Commenting on the news, student run campaign group 'Keep Our Communities' issued a statement last night which argued that Residential Villages were merely hubs by a more attractive name. They said: "Last week, 92.1 per cent of voting students rejected any model for residences which would eliminate pastoral teams in Halls. This has been completely ignored by the Vice-Chancellor and those responsible for the latest iteration of the proposed model.

"It is clear that the Vice-Chancellor continues to underestimate the role of Wardens, Deputy Wardens (DWs) and Student Support Advisors (SSAs) in supporting students and building communities… Additionally, the proposed model crucially fails to address how Senior Residents (SRs) will have the time to engage in community building activities and fulfil their pastoral care duties whilst on a shift-based system, working approximately 10 hours per week.
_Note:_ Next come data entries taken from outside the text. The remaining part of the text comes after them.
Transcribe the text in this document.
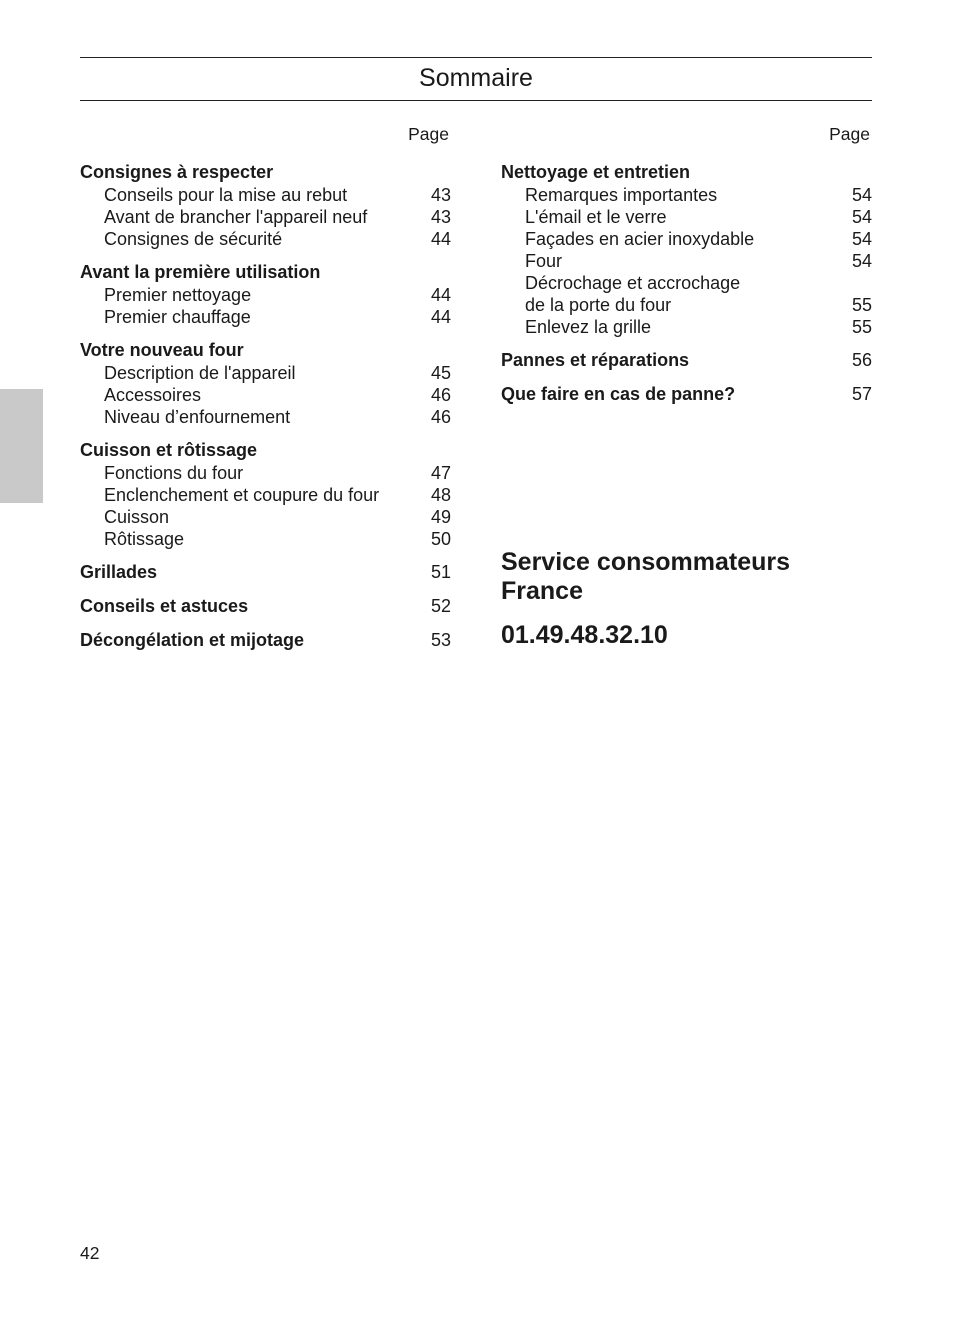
Sommaire
Page
Consignes à respecter
Conseils pour la mise au rebut	43
Avant de brancher l'appareil neuf	43
Consignes de sécurité	44
Avant la première utilisation
Premier nettoyage	44
Premier chauffage	44
Votre nouveau four
Description de l'appareil	45
Accessoires	46
Niveau d’enfournement	46
Cuisson et rôtissage
Fonctions du four	47
Enclenchement et coupure du four	48
Cuisson	49
Rôtissage	50
Grillades	51
Conseils et astuces	52
Décongélation et mijotage	53
Page
Nettoyage et entretien
Remarques importantes	54
L'émail et le verre	54
Façades en acier inoxydable	54
Four	54
Décrochage et accrochage
de la porte du four	55
Enlevez la grille	55
Pannes et réparations	56
Que faire en cas de panne?	57
Service consommateurs
France
01.49.48.32.10
42
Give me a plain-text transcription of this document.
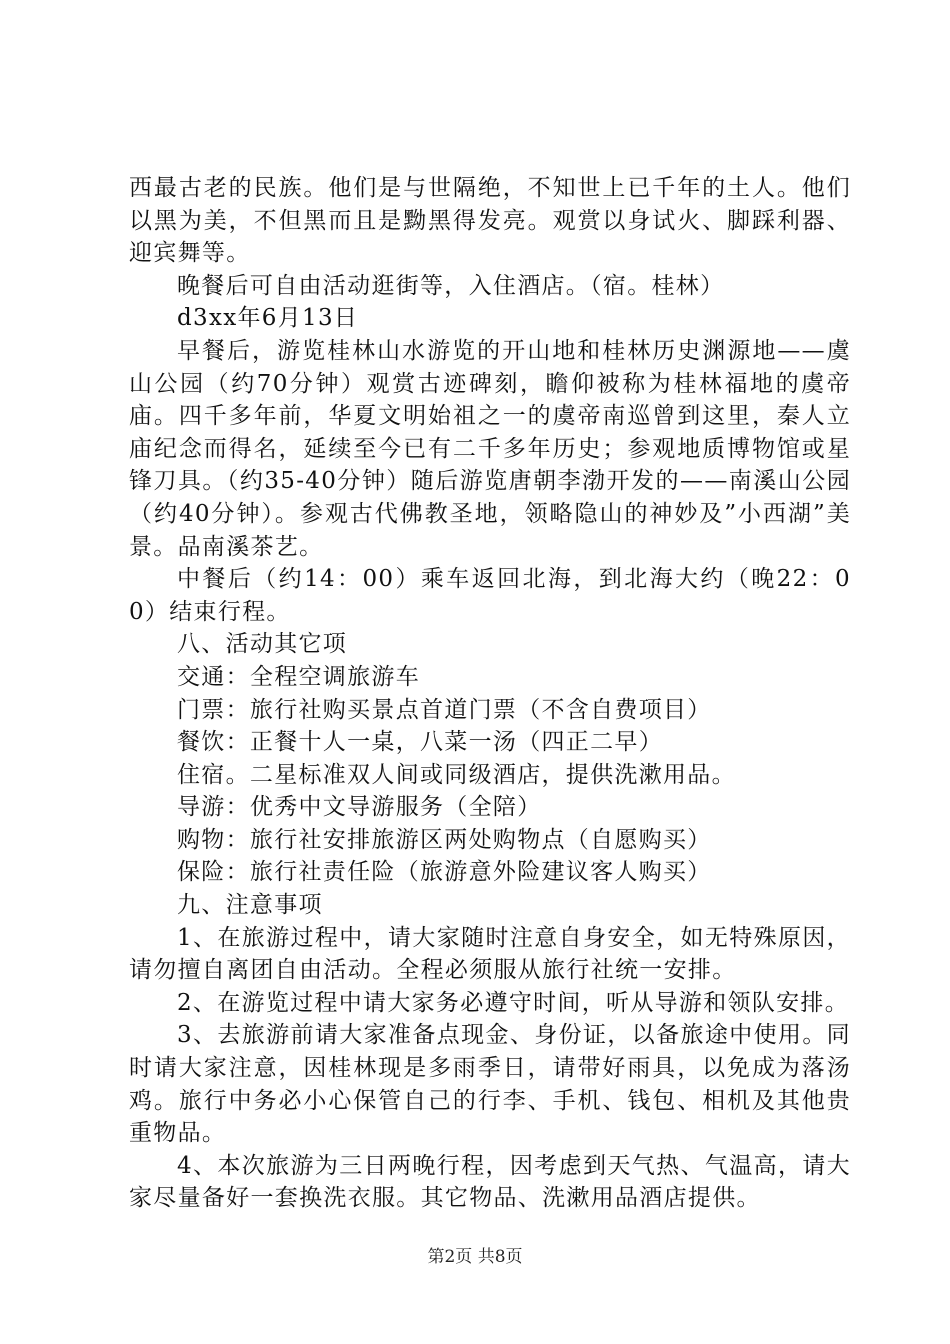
西最古老的民族。他们是与世隔绝，不知世上已千年的土人。他们以黑为美，不但黑而且是黝黑得发亮。观赏以身试火、脚踩利器、迎宾舞等。

晚餐后可自由活动逛街等，入住酒店。（宿。桂林）

d3xx年6月13日

早餐后，游览桂林山水游览的开山地和桂林历史渊源地——虞山公园（约70分钟）观赏古迹碑刻，瞻仰被称为桂林福地的虞帝庙。四千多年前，华夏文明始祖之一的虞帝南巡曾到这里，秦人立庙纪念而得名，延续至今已有二千多年历史；参观地质博物馆或星锋刀具。（约35-40分钟）随后游览唐朝李渤开发的——南溪山公园（约40分钟）。参观古代佛教圣地，领略隐山的神妙及”小西湖”美景。品南溪茶艺。

中餐后（约14：00）乘车返回北海，到北海大约（晚22：00）结束行程。

八、活动其它项

交通：全程空调旅游车

门票：旅行社购买景点首道门票（不含自费项目）

餐饮：正餐十人一桌，八菜一汤（四正二早）

住宿。二星标准双人间或同级酒店，提供洗漱用品。

导游：优秀中文导游服务（全陪）

购物：旅行社安排旅游区两处购物点（自愿购买）

保险：旅行社责任险（旅游意外险建议客人购买）

九、注意事项

1、在旅游过程中，请大家随时注意自身安全，如无特殊原因，请勿擅自离团自由活动。全程必须服从旅行社统一安排。

2、在游览过程中请大家务必遵守时间，听从导游和领队安排。

3、去旅游前请大家准备点现金、身份证，以备旅途中使用。同时请大家注意，因桂林现是多雨季日，请带好雨具，以免成为落汤鸡。旅行中务必小心保管自己的行李、手机、钱包、相机及其他贵重物品。

4、本次旅游为三日两晚行程，因考虑到天气热、气温高，请大家尽量备好一套换洗衣服。其它物品、洗漱用品酒店提供。

第2页 共8页
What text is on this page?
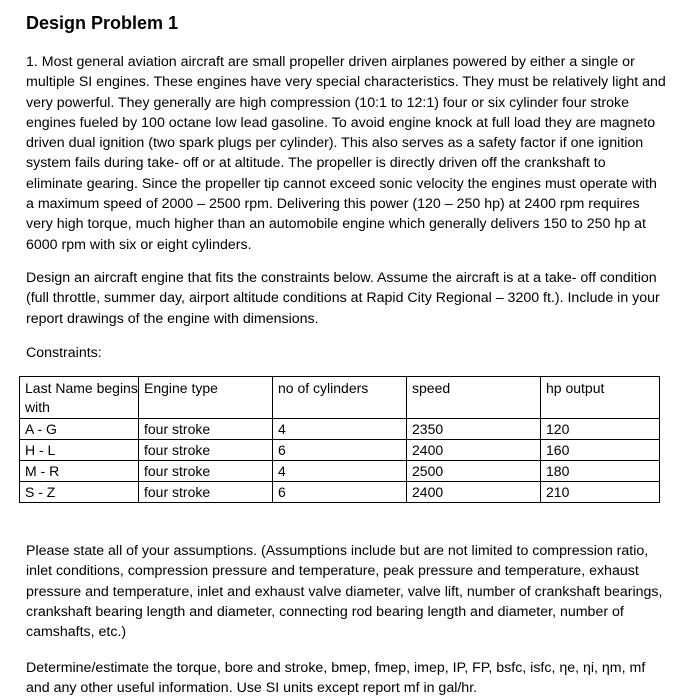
Design Problem 1
1. Most general aviation aircraft are small propeller driven airplanes powered by either a single or multiple SI engines. These engines have very special characteristics. They must be relatively light and very powerful. They generally are high compression (10:1 to 12:1) four or six cylinder four stroke engines fueled by 100 octane low lead gasoline. To avoid engine knock at full load they are magneto driven dual ignition (two spark plugs per cylinder). This also serves as a safety factor if one ignition system fails during take- off or at altitude. The propeller is directly driven off the crankshaft to eliminate gearing. Since the propeller tip cannot exceed sonic velocity the engines must operate with a maximum speed of 2000 – 2500 rpm. Delivering this power (120 – 250 hp) at 2400 rpm requires very high torque, much higher than an automobile engine which generally delivers 150 to 250 hp at 6000 rpm with six or eight cylinders.
Design an aircraft engine that fits the constraints below. Assume the aircraft is at a take- off condition (full throttle, summer day, airport altitude conditions at Rapid City Regional – 3200 ft.). Include in your report drawings of the engine with dimensions.
Constraints:
Last Name begins with	Engine type	no of cylinders	speed	hp output
A - G	four stroke	4	2350	120
H - L	four stroke	6	2400	160
M - R	four stroke	4	2500	180
S - Z	four stroke	6	2400	210
Please state all of your assumptions. (Assumptions include but are not limited to compression ratio, inlet conditions, compression pressure and temperature, peak pressure and temperature, exhaust pressure and temperature, inlet and exhaust valve diameter, valve lift, number of crankshaft bearings, crankshaft bearing length and diameter, connecting rod bearing length and diameter, number of camshafts, etc.)
Determine/estimate the torque, bore and stroke, bmep, fmep, imep, IP, FP, bsfc, isfc, ηe, ηi, ηm, mf and any other useful information. Use SI units except report mf in gal/hr.
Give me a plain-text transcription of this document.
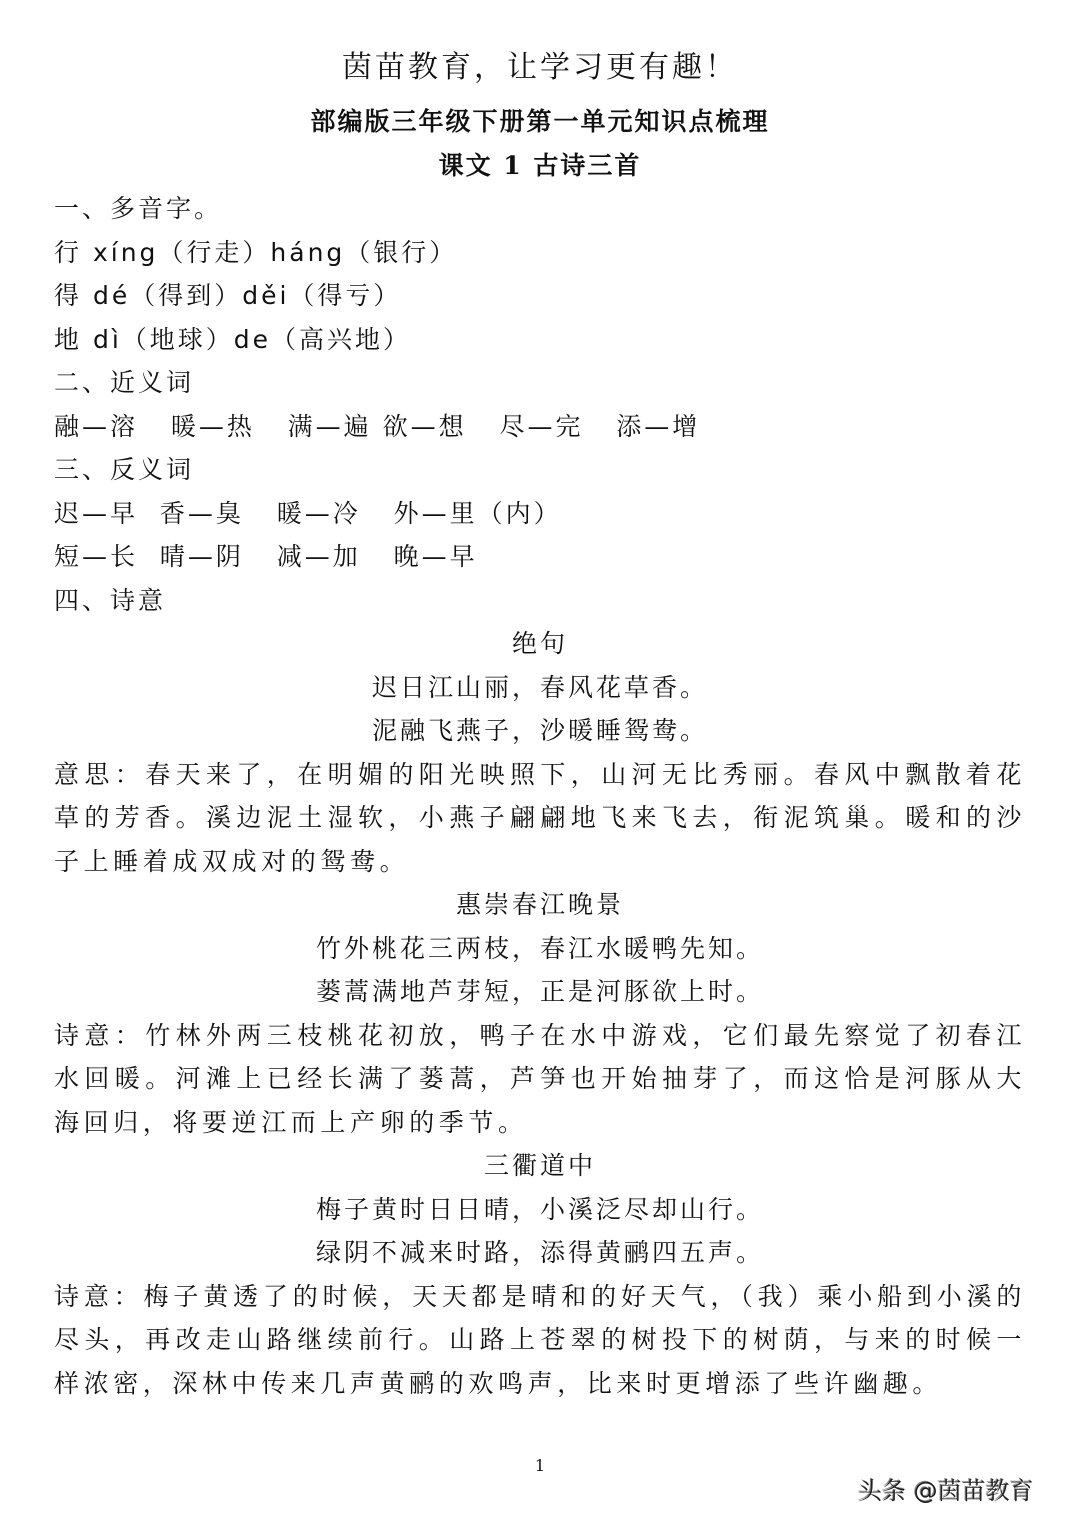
茵苗教育，让学习更有趣！
部编版三年级下册第一单元知识点梳理
课文 1 古诗三首
一、多音字。
行 xíng（行走）háng（银行）
得 dé（得到）děi（得亏）
地 dì（地球）de（高兴地）
二、近义词
融—溶   暖—热   满—遍 欲—想   尽—完   添—增
三、反义词
迟—早  香—臭   暖—冷   外—里（内）
短—长  晴—阴   减—加   晚—早
四、诗意
绝句
迟日江山丽，春风花草香。
泥融飞燕子，沙暖睡鸳鸯。
意思：春天来了，在明媚的阳光映照下，山河无比秀丽。春风中飘散着花草的芳香。溪边泥土湿软，小燕子翩翩地飞来飞去，衔泥筑巢。暖和的沙子上睡着成双成对的鸳鸯。
惠崇春江晚景
竹外桃花三两枝，春江水暖鸭先知。
蒌蒿满地芦芽短，正是河豚欲上时。
诗意：竹林外两三枝桃花初放，鸭子在水中游戏，它们最先察觉了初春江水回暖。河滩上已经长满了蒌蒿，芦笋也开始抽芽了，而这恰是河豚从大海回归，将要逆江而上产卵的季节。
三衢道中
梅子黄时日日晴，小溪泛尽却山行。
绿阴不减来时路，添得黄鹂四五声。
诗意：梅子黄透了的时候，天天都是晴和的好天气，（我）乘小船到小溪的尽头，再改走山路继续前行。山路上苍翠的树投下的树荫，与来的时候一样浓密，深林中传来几声黄鹂的欢鸣声，比来时更增添了些许幽趣。
1
头条 @茵苗教育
This problem becomes even more profound given that the final tally of SRs in the revised model remains vastly inadequate."

"Although the University has done lip service to some of the responses of students and staff, it remains the case that poor research has been conducted, no risk analysis has been completed, extensive holes remain in their plans, and the whole model is to be rushed through by September. It is baffling how a change of this scale has not been more rigorously evidenced. Their haste will result in a chaotic implementation which will see future students suffer."

An open meeting is set to be held on this model today between 5-6 in the Wills Memorial here.